Hal ini disampaikan Asisten Gubernur Departemen Komunikasi BI, Erwin Haryono. Menurutnya, cadangan devisa ini meningkat dibandingkan dengan posisi pada akhir November 2023 sebesar USD138,1 miliar. Angka ini juga lebih tinggi dari posisi cadangan devisa setahun sebelumnya sebesar USD137,2 miliar pada Desember 2022.
Posisi cadangan devisa tersebut setara dengan pembiayaan 6,7 bulan impor atau 6,5 bulan impor dan pembayaran utang luar negeri pemerintah, serta berada di atas standar kecukupan internasional sekitar 3 bulan impor. (Lihat grafik di bawah ini.)
BI menilai cadangan devisa tersebut mampu mendukung ketahanan sektor eksternal, serta menjaga stabilitas makroekonomi dan sistem keuangan.
Ke depan, BI memandang cadangan devisa akan tetap memadai, didukung oleh stabilitas dan prospek ekonomi yang terjaga, seiring dengan respons bauran kebijakan yang ditempuh BI dan pemerintah dalam menjaga stabilitas makroekonomi dan sistem keuangan untuk mendukung pertumbuhan ekonomi yang berkelanjutan.
Erwin menambahkan, kenaikan posisi cadangan devisa pada Desember 2023 antara lain dipengaruhi oleh penerimaan pajak dan jasa, serta penarikan pinjaman luar negeri pemerintah.
"Kenaikan posisi cadangan devisa tersebut antara lain dipengaruhi oleh penerimaan pajak dan jasa, serta penarikan pinjaman luar negeri pemerintah," kata Erwin dalam keterangan resminya, Senin (8/1/2024).
Ini artinya, kata dia, kenaikan cadangan devisa masih bergantung pada utang luar negeri pemerintah. Melansir laporan Kementerian Keuangan bertajuk APBN Kita edisi Desember 2023, per akhir November 2023, nilai total utang pemerintah Indonesia mencapai Rp8.041,01 triliun atau 38,11 persen terhadap produk domestik bruto (PDB).

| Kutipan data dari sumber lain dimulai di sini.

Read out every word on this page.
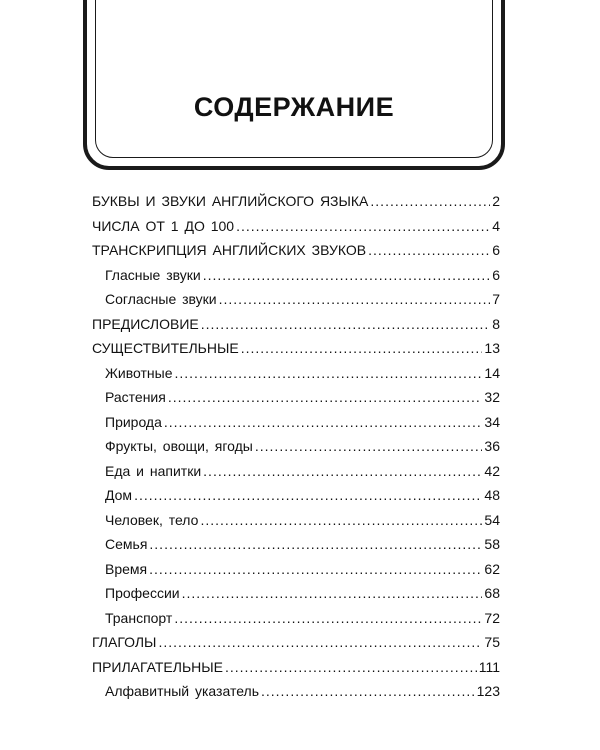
СОДЕРЖАНИЕ
БУКВЫ И ЗВУКИ АНГЛИЙСКОГО ЯЗЫКА .....	2
ЧИСЛА ОТ 1 ДО 100 .....	4
ТРАНСКРИПЦИЯ АНГЛИЙСКИХ ЗВУКОВ .....	6
Гласные звуки .....	6
Согласные звуки .....	7
ПРЕДИСЛОВИЕ .....	8
СУЩЕСТВИТЕЛЬНЫЕ .....	13
Животные .....	14
Растения .....	32
Природа .....	34
Фрукты, овощи, ягоды .....	36
Еда и напитки .....	42
Дом .....	48
Человек, тело .....	54
Семья .....	58
Время .....	62
Профессии .....	68
Транспорт .....	72
ГЛАГОЛЫ .....	75
ПРИЛАГАТЕЛЬНЫЕ .....	111
Алфавитный указатель .....	123
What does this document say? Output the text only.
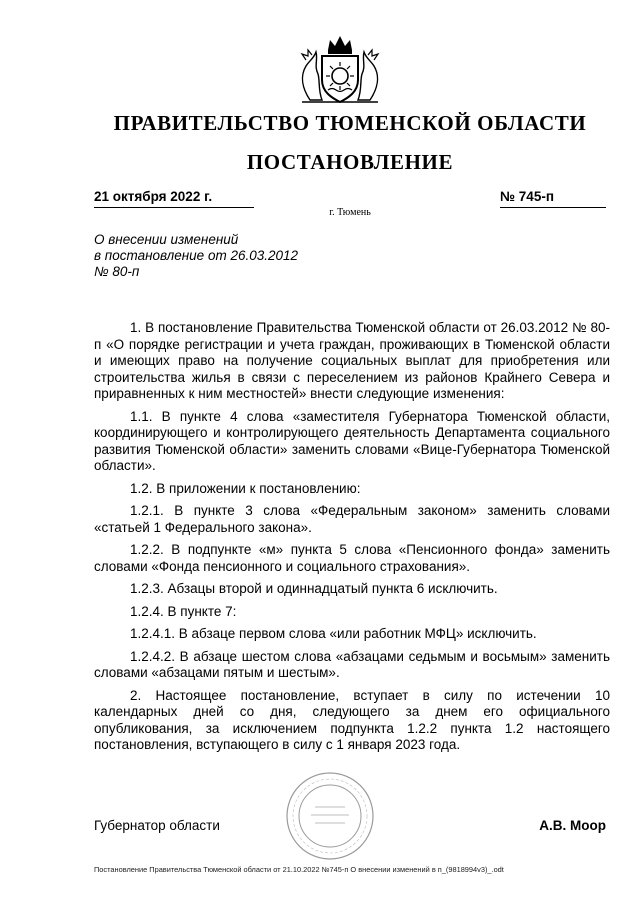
ПРАВИТЕЛЬСТВО ТЮМЕНСКОЙ ОБЛАСТИ
ПОСТАНОВЛЕНИЕ
21 октября 2022 г.	№ 745-п
г. Тюмень
О внесении изменений
в постановление от 26.03.2012
№ 80-п

1. В постановление Правительства Тюменской области от 26.03.2012 № 80-п «О порядке регистрации и учета граждан, проживающих в Тюменской области и имеющих право на получение социальных выплат для приобретения или строительства жилья в связи с переселением из районов Крайнего Севера и приравненных к ним местностей» внести следующие изменения:

1.1. В пункте 4 слова «заместителя Губернатора Тюменской области, координирующего и контролирующего деятельность Департамента социального развития Тюменской области» заменить словами «Вице-Губернатора Тюменской области».

1.2. В приложении к постановлению:

1.2.1. В пункте 3 слова «Федеральным законом» заменить словами «статьей 1 Федерального закона».

1.2.2. В подпункте «м» пункта 5 слова «Пенсионного фонда» заменить словами «Фонда пенсионного и социального страхования».

1.2.3. Абзацы второй и одиннадцатый пункта 6 исключить.

1.2.4. В пункте 7:

1.2.4.1. В абзаце первом слова «или работник МФЦ» исключить.

1.2.4.2. В абзаце шестом слова «абзацами седьмым и восьмым» заменить словами «абзацами пятым и шестым».

2. Настоящее постановление, вступает в силу по истечении 10 календарных дней со дня, следующего за днем его официального опубликования, за исключением подпункта 1.2.2 пункта 1.2 настоящего постановления, вступающего в силу с 1 января 2023 года.

Губернатор области	А.В. Моор
Постановление Правительства Тюменской области от 21.10.2022 №745-п О внесении изменений в п_(9818994v3)_.odt
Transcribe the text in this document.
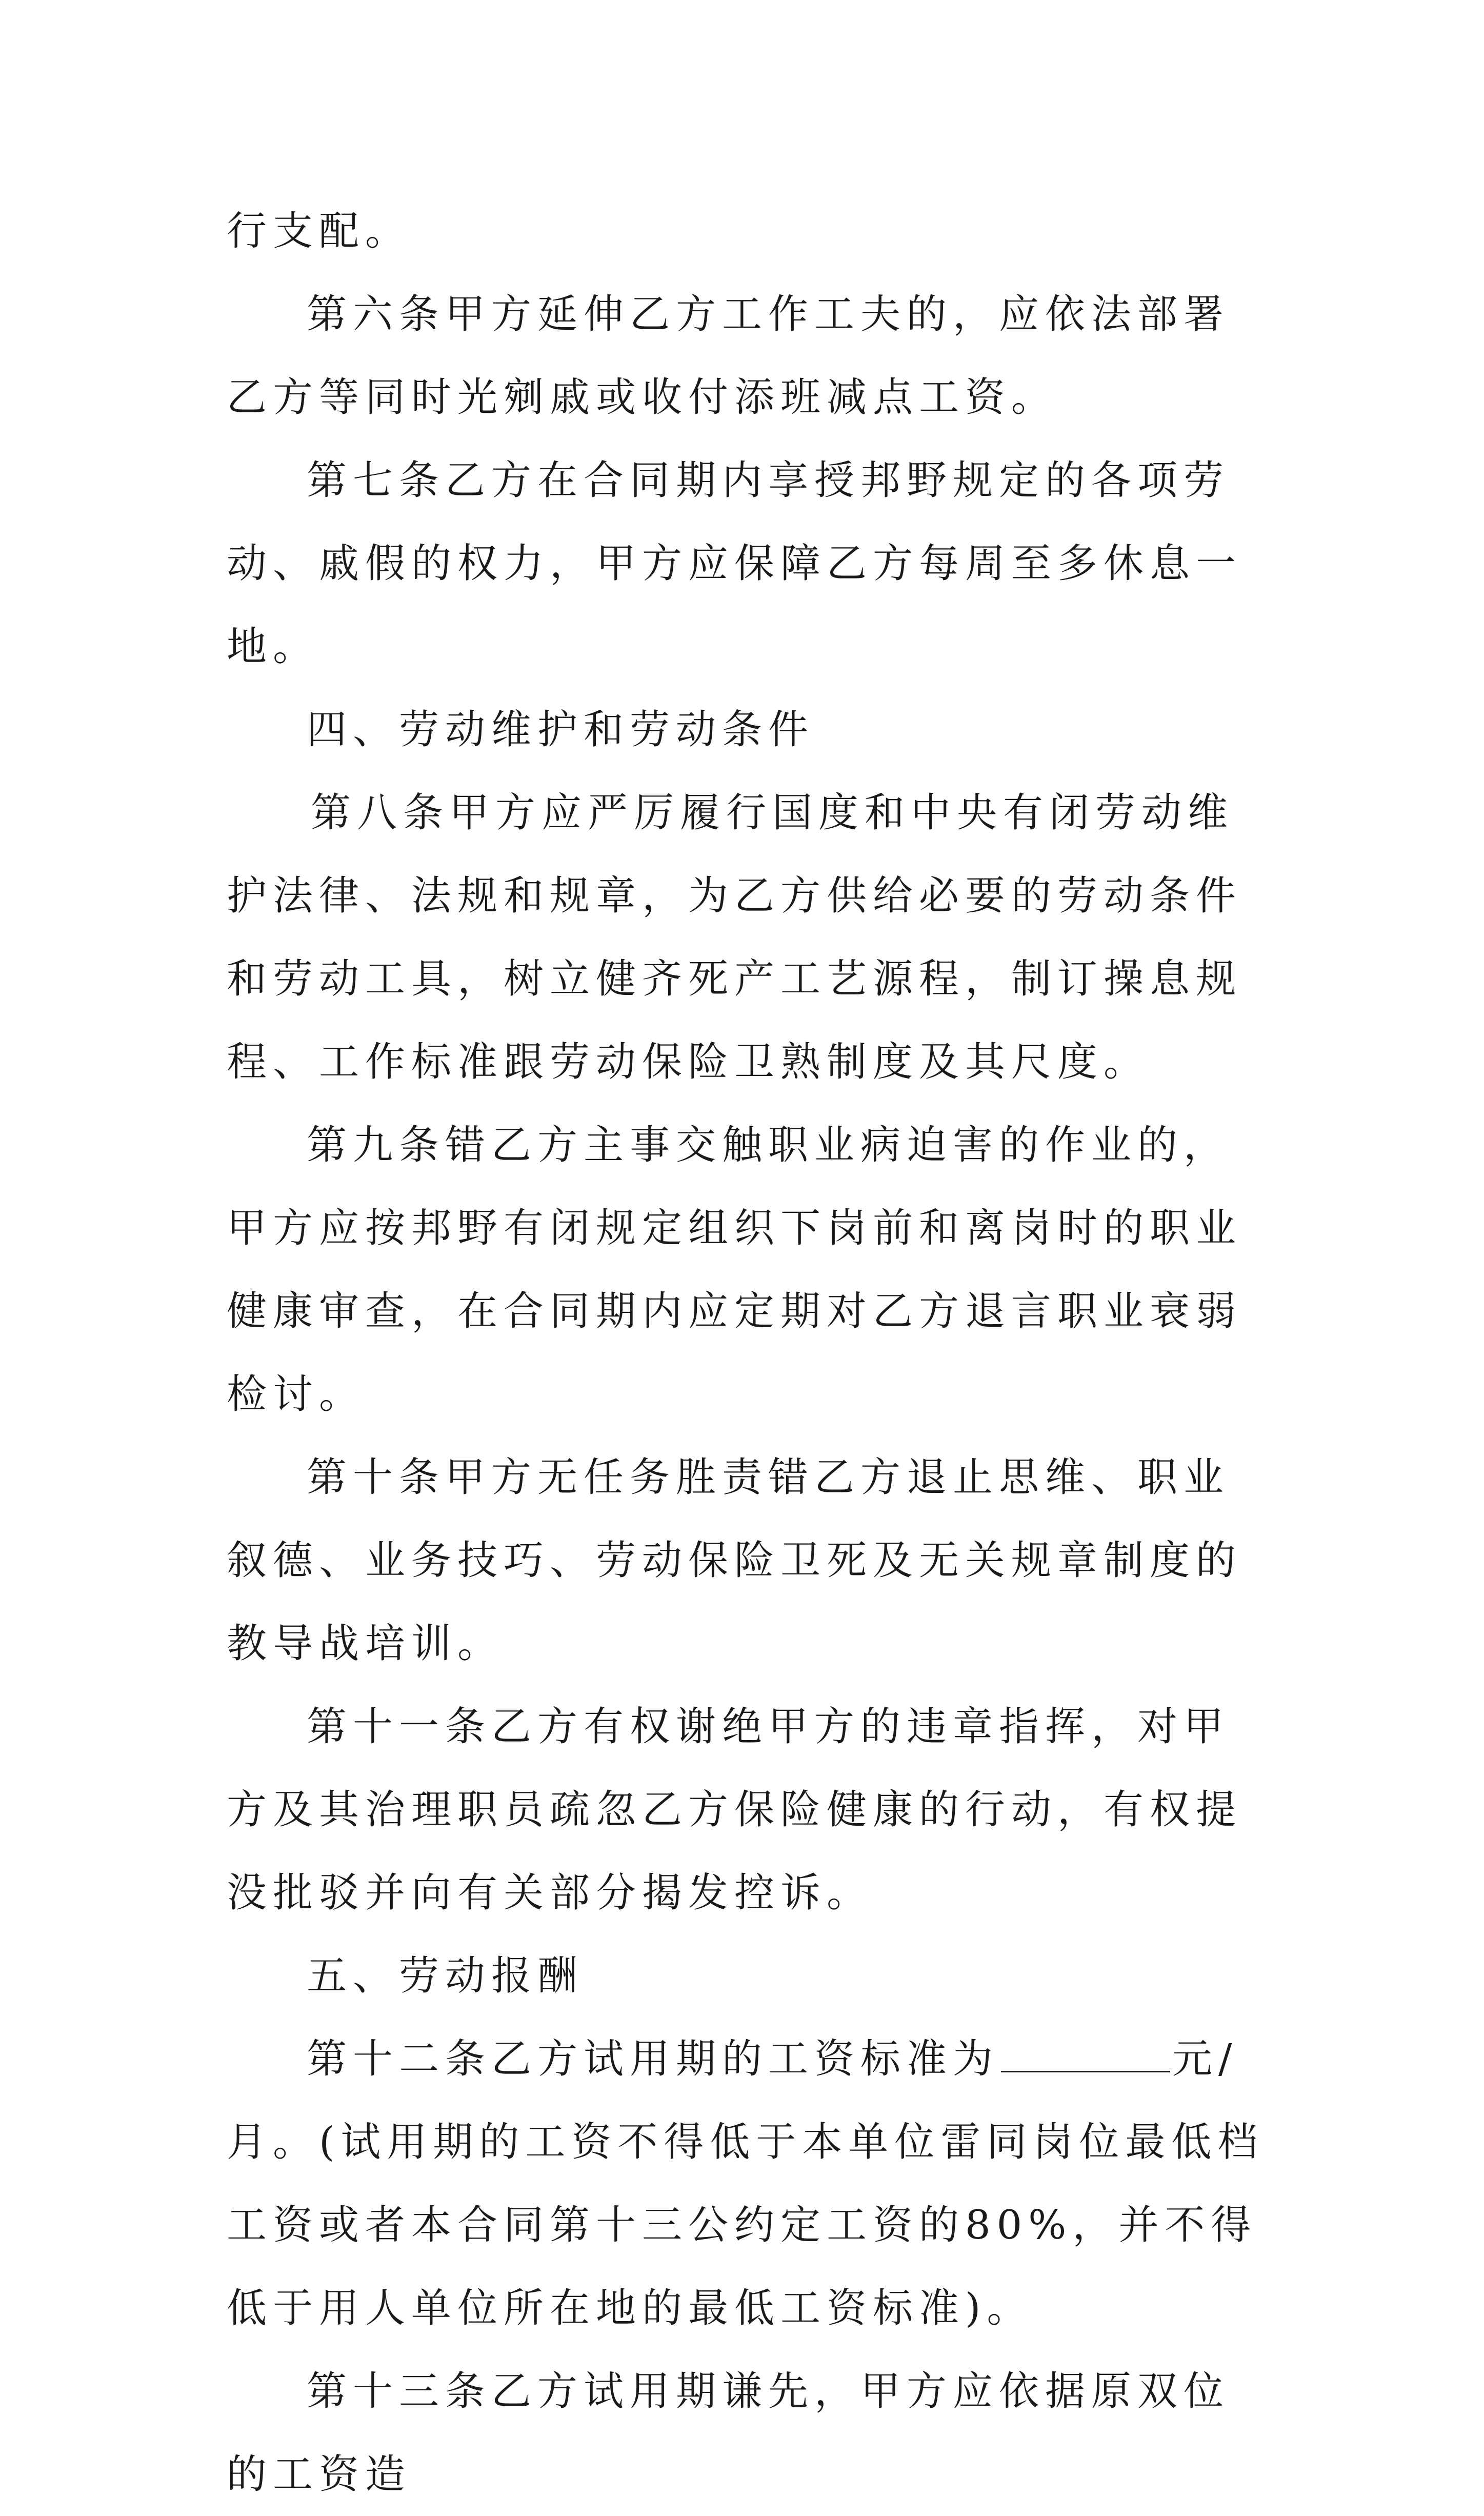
行支配。

第六条甲方延伸乙方工作工夫的，应依法部署乙方等同时光剜戚或收付添班减点工资。

第七条乙方在合同期内享授邦野规定的各项劳动、戚假的权力，甲方应保障乙方每周至多休息一地。

四、劳动维护和劳动条件

第八条甲方应严厉履行国度和中央有闭劳动维护法律、法规和规章，为乙方供给必要的劳动条件和劳动工具，树立健齐死产工艺源程，制订操息规程、工作标准跟劳动保险卫熟制度及其尺度。

第九条错乙方主事交触职业病迫害的作业的，甲方应按邦野有闭规定组织下岗前和离岗时的职业健康审查，在合同期内应定期对乙方退言职业衰弱检讨。

第十条甲方无任务胜责错乙方退止思维、职业叙德、业务技巧、劳动保险卫死及无关规章制度的教导战培训。

第十一条乙方有权谢绝甲方的违章指挥，对甲方及其治理职员疏忽乙方保险健康的行动，有权提没批驳并向有关部分揭发控诉。

五、劳动报酬

第十二条乙方试用期的工资标准为	元/月。(试用期的工资不得低于本单位雷同岗位最低档工资或者本合同第十三公约定工资的80%，并不得低于用人单位所在地的最低工资标准)。

第十三条乙方试用期谦先，甲方应依据原双位的工资造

Sekadar informasi, berdasarkan Undang-Undang (UU) Nomor 17 Tahun 2023, batas rasio utang sebesar 60 persen. Jika mengacu Strategi Pengelolaan Utang Jangka Menengah periode 2023-2026, rasio utang pemerintah ditetapkan maksimal 40 persen.
Dilihat dari komposisinya, per akhir 2023, utang pemerintah didominasi oleh surat berharga negara (SBN) dengan denominasi rupiah. Tercatat nilai utang pemerintah dalam bentuk SBN sebesar Rp 7.124,98 triliun, atau setara 88,61 persen dari total utang pemerintah.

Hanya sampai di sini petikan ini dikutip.